Boudreau thought Kuemper should have made the save, but the coach made it clear, "It's the guys in front of him that should've played better."

Boudreau recalled the loss to open the 2-2 homestand against New Jersey, a game the Wild also blew a two-goal lead.

"It's because we make dumb mistakes in the third period," he said. "You don't play to win. We are two feet from the red line on the third goal and we don't get it deep. Twenty seconds later, it's in our net and it's because of bad sort-outs in our own zone."

Boudreau also noted that 33 seconds before Forsberg's winner, Jason Zucker was blatantly tripped in the offensive zone. Not long after, Ryan Suter was high-sticked in the head. No calls were made.

"They have to start calling the penalties that are penalties," Boudreau said.

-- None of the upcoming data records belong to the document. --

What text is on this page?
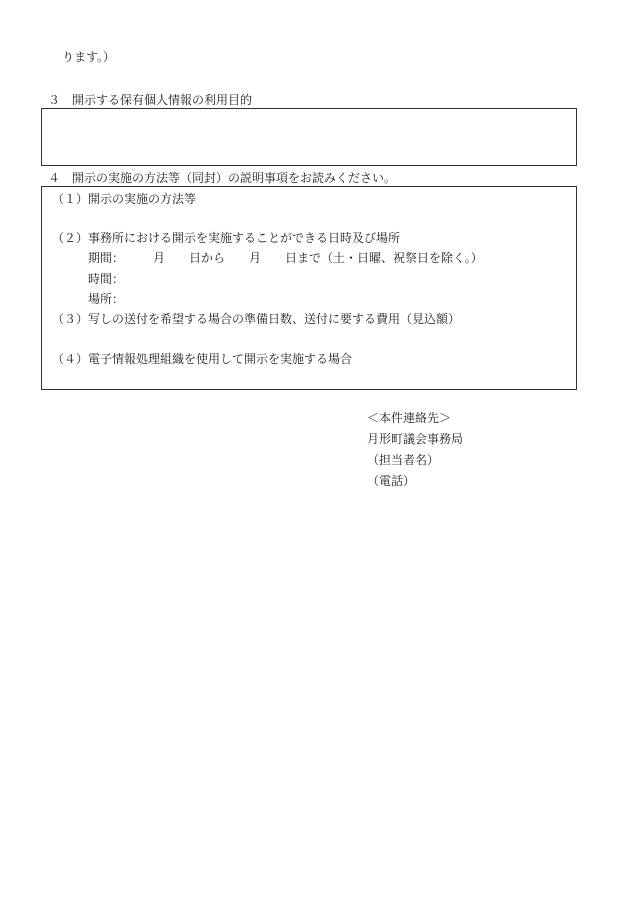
ります。）
３　開示する保有個人情報の利用目的
４　開示の実施の方法等（同封）の説明事項をお読みください。
（１）開示の実施の方法等
（２）事務所における開示を実施することができる日時及び場所
期間： 月　　日から　　月　　日まで（土・日曜、祝祭日を除く。）
時間：
場所：
（３）写しの送付を希望する場合の準備日数、送付に要する費用（見込額）
（４）電子情報処理組織を使用して開示を実施する場合
＜本件連絡先＞
月形町議会事務局
（担当者名）
（電話）
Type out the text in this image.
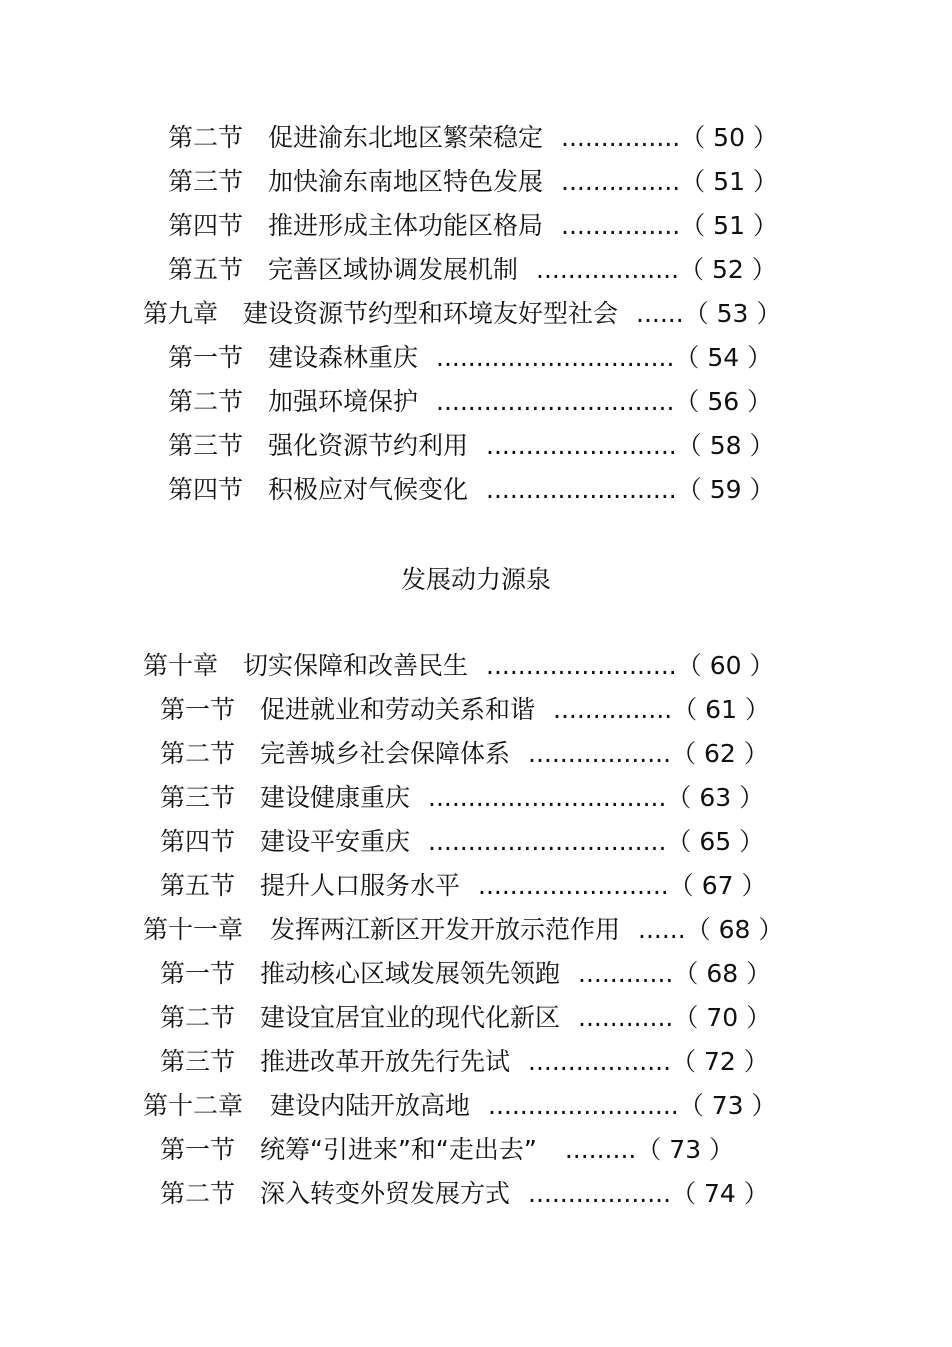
第二节 促进渝东北地区繁荣稳定 ...............（ 50 ）
第三节 加快渝东南地区特色发展 ...............（ 51 ）
第四节 推进形成主体功能区格局 ...............（ 51 ）
第五节 完善区域协调发展机制 ..................（ 52 ）
第九章 建设资源节约型和环境友好型社会 ......（ 53 ）
第一节 建设森林重庆 ..............................（ 54 ）
第二节 加强环境保护 ..............................（ 56 ）
第三节 强化资源节约利用 ........................（ 58 ）
第四节 积极应对气候变化 ........................（ 59 ）
发展动力源泉
第十章 切实保障和改善民生 ........................（ 60 ）
第一节 促进就业和劳动关系和谐 ...............（ 61 ）
第二节 完善城乡社会保障体系 ..................（ 62 ）
第三节 建设健康重庆 ..............................（ 63 ）
第四节 建设平安重庆 ..............................（ 65 ）
第五节 提升人口服务水平 ........................（ 67 ）
第十一章 发挥两江新区开发开放示范作用 ......（ 68 ）
第一节 推动核心区域发展领先领跑 ............（ 68 ）
第二节 建设宜居宜业的现代化新区 ............（ 70 ）
第三节 推进改革开放先行先试 ..................（ 72 ）
第十二章 建设内陆开放高地 ........................（ 73 ）
第一节 统筹“引进来”和“走出去” .........（ 73 ）
第二节 深入转变外贸发展方式 ..................（ 74 ）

Koivu's absence hurt. Jordan Schroeder found out he would be centering Granlund and Zucker 20 minutes before warmups. He did a fine job, but the Wild lost 22 of 34 faceoffs in the first 40 minutes.

"[Koivu's] our guy for faceoffs," Boudreau said. "It hurts the balance and everything."

The Wild's six-game winning streak against the Central Division ended. So was its 15-game point streak against the Western Conference. Tuesday in Dallas, the Wild could extend its road point streak to a franchise-record 13 games. Boudreau expects Koivu to play.

There are two games before the All-Star break, and the Wild must find some vigor and gnash through those games.

"You have those parts of the season where you have to grind through it mentally, and good teams know how to do that," Schroeder said.